Por outro lado, também não estão nas instituições de profissionalização nem nas disputas por colocação no mercado de trabalho. Seu direito ao trabalho não é respeitado nem na formação profissional nem na hora da disputa por competência.

A grande maioria das diferentes instituições responsáveis pela formação profissional em nosso país mantém-se fechada para elas. Os Sistemas Nacionais de Aprendizagem e as universidades ainda não são inclusivos. Desse modo, o preconceito lhes nega o direito a adquirir competência e a grande maioria não consegue nem se profissionalizar nem se empregar em igualdade de condições.

Direito ao esporte, à cultura, ao lazer, são praticamente da dimensão do supérfluo para sua grande maioria.

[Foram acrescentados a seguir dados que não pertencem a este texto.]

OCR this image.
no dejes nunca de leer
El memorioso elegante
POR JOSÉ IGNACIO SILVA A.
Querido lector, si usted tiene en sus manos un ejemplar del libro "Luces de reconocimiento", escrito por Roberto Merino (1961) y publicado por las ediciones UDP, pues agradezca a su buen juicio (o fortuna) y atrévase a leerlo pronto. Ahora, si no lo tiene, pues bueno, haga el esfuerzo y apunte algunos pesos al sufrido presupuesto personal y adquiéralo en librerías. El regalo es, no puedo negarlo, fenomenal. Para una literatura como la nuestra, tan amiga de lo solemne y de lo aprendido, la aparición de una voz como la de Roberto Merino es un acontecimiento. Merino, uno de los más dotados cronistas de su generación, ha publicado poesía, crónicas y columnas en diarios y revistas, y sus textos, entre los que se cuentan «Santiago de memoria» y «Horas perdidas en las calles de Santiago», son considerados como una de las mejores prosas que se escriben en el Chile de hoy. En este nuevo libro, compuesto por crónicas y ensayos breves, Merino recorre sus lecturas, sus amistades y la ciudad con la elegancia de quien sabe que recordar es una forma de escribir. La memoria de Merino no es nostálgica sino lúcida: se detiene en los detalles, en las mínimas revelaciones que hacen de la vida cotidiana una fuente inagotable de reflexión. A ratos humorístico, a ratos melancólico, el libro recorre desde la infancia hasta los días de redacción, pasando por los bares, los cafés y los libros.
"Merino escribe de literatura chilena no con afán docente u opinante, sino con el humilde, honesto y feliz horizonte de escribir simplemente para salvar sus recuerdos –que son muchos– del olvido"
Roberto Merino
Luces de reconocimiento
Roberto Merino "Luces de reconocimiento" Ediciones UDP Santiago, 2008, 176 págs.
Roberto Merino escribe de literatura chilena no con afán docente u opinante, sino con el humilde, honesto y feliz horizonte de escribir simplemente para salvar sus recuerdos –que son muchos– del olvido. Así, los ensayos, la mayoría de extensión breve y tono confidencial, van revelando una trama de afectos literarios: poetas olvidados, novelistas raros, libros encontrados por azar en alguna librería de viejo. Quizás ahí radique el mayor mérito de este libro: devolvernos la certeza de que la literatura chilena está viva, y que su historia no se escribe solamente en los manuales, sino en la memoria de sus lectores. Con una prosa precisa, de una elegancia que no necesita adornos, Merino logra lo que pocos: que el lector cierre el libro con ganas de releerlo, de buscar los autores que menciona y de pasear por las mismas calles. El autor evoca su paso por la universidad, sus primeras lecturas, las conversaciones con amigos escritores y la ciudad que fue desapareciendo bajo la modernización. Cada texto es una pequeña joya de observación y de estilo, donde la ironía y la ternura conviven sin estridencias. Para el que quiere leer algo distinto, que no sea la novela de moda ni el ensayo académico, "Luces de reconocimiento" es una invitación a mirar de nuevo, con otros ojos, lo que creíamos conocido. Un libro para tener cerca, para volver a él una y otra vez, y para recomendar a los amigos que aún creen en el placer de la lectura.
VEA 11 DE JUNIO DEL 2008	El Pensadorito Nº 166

Diariamente elas têm desrespeitados seus direitos básicos de cidadania. Construí-los porém é simples. Não são necessários nem bilhões de dólares de investimento, nem inovações tecnológicas difíceis de alcançar, nem grandes obras, nem mesmo reformas institucionais profundas ou grandes mudanças de legislação. Mas é a discriminação baseada no preconceito e no desconhecimento que define a falta de compromisso com o problema. É preciso fazer entender o direito que as pessoas com deficiência têm de serem iguais.

O reconhecimento da diferença e a luta pela igualdade devem ser os marcos de uma democracia onde todos têm os mesmos direitos e são cidadãos da mesma categoria.

O preconceito se forma com a necessidade de eficiência e produtividade do mundo moderno somada à ameaça que a pessoa com deficiência representa através de suas limitações.

É como se o homem fosse avaliado não pelo que tem de humano, pelo seu conteúdo, mas pelo que tem de aparência, por sua representação. Nesse contexto, a diferença e a falta representados na deficiência são uma ameaça à busca de perfeição do homem moderno.

Existe um pacto entre Estado e sociedade em nosso país em relação a essa questão. O acordo começa quando o assunto é mantido na área da assistência social, da caridade, do paternalismo, passa pelas falsas políticas de participação e se completa quando entende a deficiência como diferença e aceita a cidadania incompleta dos diferentes.

É essa cidadania diferenciada que mantém a pessoa com deficiência longe.

É preciso acreditar na construção de seus direitos em nosso país, participar dessa construção; e ela só acontecerá quando houver consciência social para exigir o respeito à diferença, quando entendermos que só uma sociedade inclusiva pode construir uma democracia verdadeira.